Problem 3.11 Bayesian regression with Gaussian prior
In the last problem set, we showed that various forms of linear regression by the method of least squares are really just particular cases of ML estimation under the model
y=ΦTθ+ϵ(3.42)
where θ=[θ1,…,θD]T is the parameter vector, y=[y1,…,yn]T is the vector of outputs, {x1,…,xn} are the set of corresponding inputs, ϕ(xi) is a feature transformation, with
Φ=[ϕ(x1),…,ϕ(xn)](3.43)
and ϵ=[ϵ1,…,ϵn]T is a normal random process ϵ∼N(0,Σ), with some covariance matrix Σ.

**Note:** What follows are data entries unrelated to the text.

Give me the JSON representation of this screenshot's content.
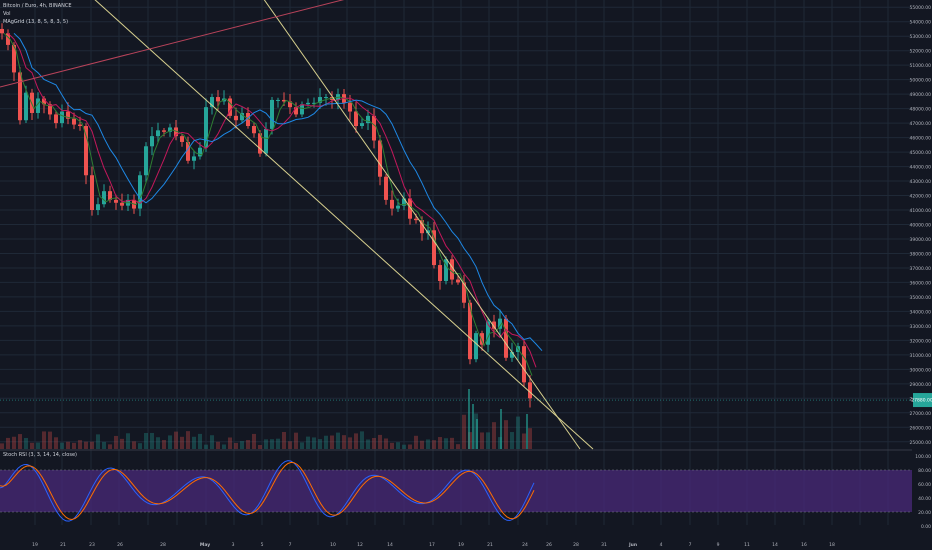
{
  "header": {
    "symbol": "Bitcoin / Euro, 4h, BINANCE",
    "volume_label": "Vol",
    "ma_label": "MAgGrid (13, 8, 5, 8, 3, 5)"
  },
  "rsi": {
    "label": "Stoch RSI (3, 3, 14, 14, close)"
  },
  "colors": {
    "background": "#131722",
    "grid": "#1f2937",
    "up": "#26a69a",
    "down": "#ef5350",
    "trendline_yellow": "#d6cf8e",
    "trendline_red": "#b8435a",
    "rsi_band": "#4a2a7a",
    "rsi_k": "#2962ff",
    "rsi_d": "#ff6d00",
    "price_badge": "#26a69a"
  },
  "chart_data": {
    "type": "candlestick",
    "title": "Bitcoin / Euro, 4h, BINANCE",
    "y_axis_labels": [
      "55000.00",
      "54000.00",
      "53000.00",
      "52000.00",
      "51000.00",
      "50000.00",
      "49000.00",
      "48000.00",
      "47000.00",
      "46000.00",
      "45000.00",
      "44000.00",
      "43000.00",
      "42000.00",
      "41000.00",
      "40000.00",
      "39000.00",
      "38000.00",
      "37000.00",
      "36000.00",
      "35000.00",
      "34000.00",
      "33000.00",
      "32000.00",
      "31000.00",
      "30000.00",
      "29000.00",
      "28000.00",
      "27000.00",
      "26000.00",
      "25000.00"
    ],
    "ylim": [
      24500,
      55500
    ],
    "x_tick_labels": [
      "19",
      "21",
      "23",
      "26",
      "28",
      "May",
      "3",
      "5",
      "7",
      "10",
      "12",
      "14",
      "17",
      "19",
      "21",
      "24",
      "26",
      "28",
      "31",
      "Jun",
      "4",
      "7",
      "9",
      "11",
      "14",
      "16",
      "18"
    ],
    "rsi_axis_labels": [
      "100.00",
      "80.00",
      "60.00",
      "40.00",
      "20.00",
      "0.00"
    ],
    "rsi_bands": [
      20,
      80
    ],
    "last_price": 27880,
    "close_series_approx": [
      [
        0,
        53200
      ],
      [
        6,
        52400
      ],
      [
        12,
        50500
      ],
      [
        18,
        47200
      ],
      [
        24,
        49100
      ],
      [
        30,
        47700
      ],
      [
        36,
        48700
      ],
      [
        42,
        48300
      ],
      [
        48,
        47600
      ],
      [
        54,
        47000
      ],
      [
        60,
        47800
      ],
      [
        66,
        47300
      ],
      [
        72,
        46900
      ],
      [
        78,
        46800
      ],
      [
        84,
        43400
      ],
      [
        90,
        41000
      ],
      [
        96,
        41400
      ],
      [
        102,
        42300
      ],
      [
        108,
        41700
      ],
      [
        114,
        41500
      ],
      [
        120,
        41300
      ],
      [
        126,
        41700
      ],
      [
        132,
        41100
      ],
      [
        138,
        43400
      ],
      [
        144,
        45400
      ],
      [
        150,
        46100
      ],
      [
        156,
        46500
      ],
      [
        162,
        46400
      ],
      [
        168,
        46700
      ],
      [
        174,
        46100
      ],
      [
        180,
        45700
      ],
      [
        186,
        44400
      ],
      [
        192,
        44700
      ],
      [
        198,
        45300
      ],
      [
        204,
        48100
      ],
      [
        210,
        48800
      ],
      [
        216,
        48500
      ],
      [
        222,
        48700
      ],
      [
        228,
        47500
      ],
      [
        234,
        47200
      ],
      [
        240,
        47700
      ],
      [
        246,
        46800
      ],
      [
        252,
        46300
      ],
      [
        258,
        44900
      ],
      [
        264,
        46600
      ],
      [
        270,
        48600
      ],
      [
        276,
        48600
      ],
      [
        282,
        48500
      ],
      [
        288,
        48100
      ],
      [
        294,
        47600
      ],
      [
        300,
        48300
      ],
      [
        306,
        48400
      ],
      [
        312,
        48400
      ],
      [
        318,
        48800
      ],
      [
        324,
        48800
      ],
      [
        330,
        48600
      ],
      [
        336,
        49000
      ],
      [
        342,
        48400
      ],
      [
        348,
        47800
      ],
      [
        354,
        46800
      ],
      [
        360,
        47000
      ],
      [
        366,
        47500
      ],
      [
        372,
        45800
      ],
      [
        378,
        43300
      ],
      [
        384,
        41700
      ],
      [
        390,
        41100
      ],
      [
        396,
        41300
      ],
      [
        402,
        41800
      ],
      [
        408,
        40400
      ],
      [
        414,
        40300
      ],
      [
        420,
        39400
      ],
      [
        426,
        39600
      ],
      [
        432,
        37200
      ],
      [
        438,
        36100
      ],
      [
        444,
        37600
      ],
      [
        450,
        36200
      ],
      [
        456,
        36000
      ],
      [
        462,
        34600
      ],
      [
        468,
        30700
      ],
      [
        474,
        32500
      ],
      [
        480,
        31700
      ],
      [
        486,
        33300
      ],
      [
        492,
        32800
      ],
      [
        498,
        33500
      ],
      [
        504,
        30800
      ],
      [
        510,
        31200
      ],
      [
        516,
        31600
      ],
      [
        522,
        29100
      ],
      [
        528,
        28000
      ]
    ],
    "trendlines": [
      {
        "name": "",
        "from": [
          93,
          -2
        ],
        "to": [
          593,
          449
        ]
      },
      {
        "name": "",
        "from": [
          263,
          -2
        ],
        "to": [
          580,
          449
        ]
      },
      {
        "name": "",
        "from": [
          0,
          87
        ],
        "to": [
          350,
          -2
        ]
      }
    ]
  }
}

It seems only natural to consider the Bayesian extension of this model. For this, we simply extend the model considering a Gaussian prior
p(θ)=N(θ∣0,Γ),
where Γ is the covariance matrix. We will first derive a general result (for generic covariance matrices Σ and Γ), and then show how it relates to other methods.

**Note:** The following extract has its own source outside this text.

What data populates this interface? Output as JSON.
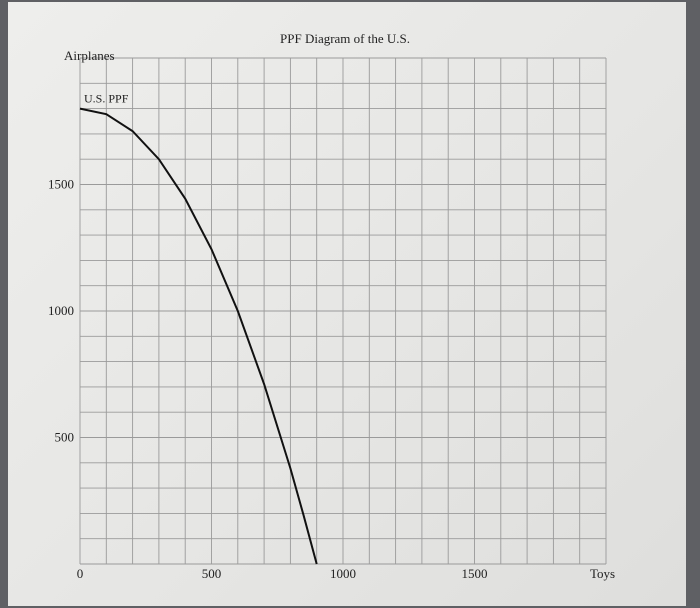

(a) Given a training set D={(x1,y1),…,(xn,yn)}, show that the posterior distribution is
p(θ∣D)=N(θ∣μ^θ,Σ^θ),(3.44)
μ^θ=(Γ−1+ΦΣ−1ΦT)−1ΦΣ−1y,(3.45)
Σ^θ=(Γ−1+ΦΣ−1ΦT)−1,(3.46)
where μ^θ is the posterior mean and Σ^θ is the posterior covariance. Do not assume any specific form of the covariance matrices Σ and Γ. Hint: complete the square (Problem 1.10).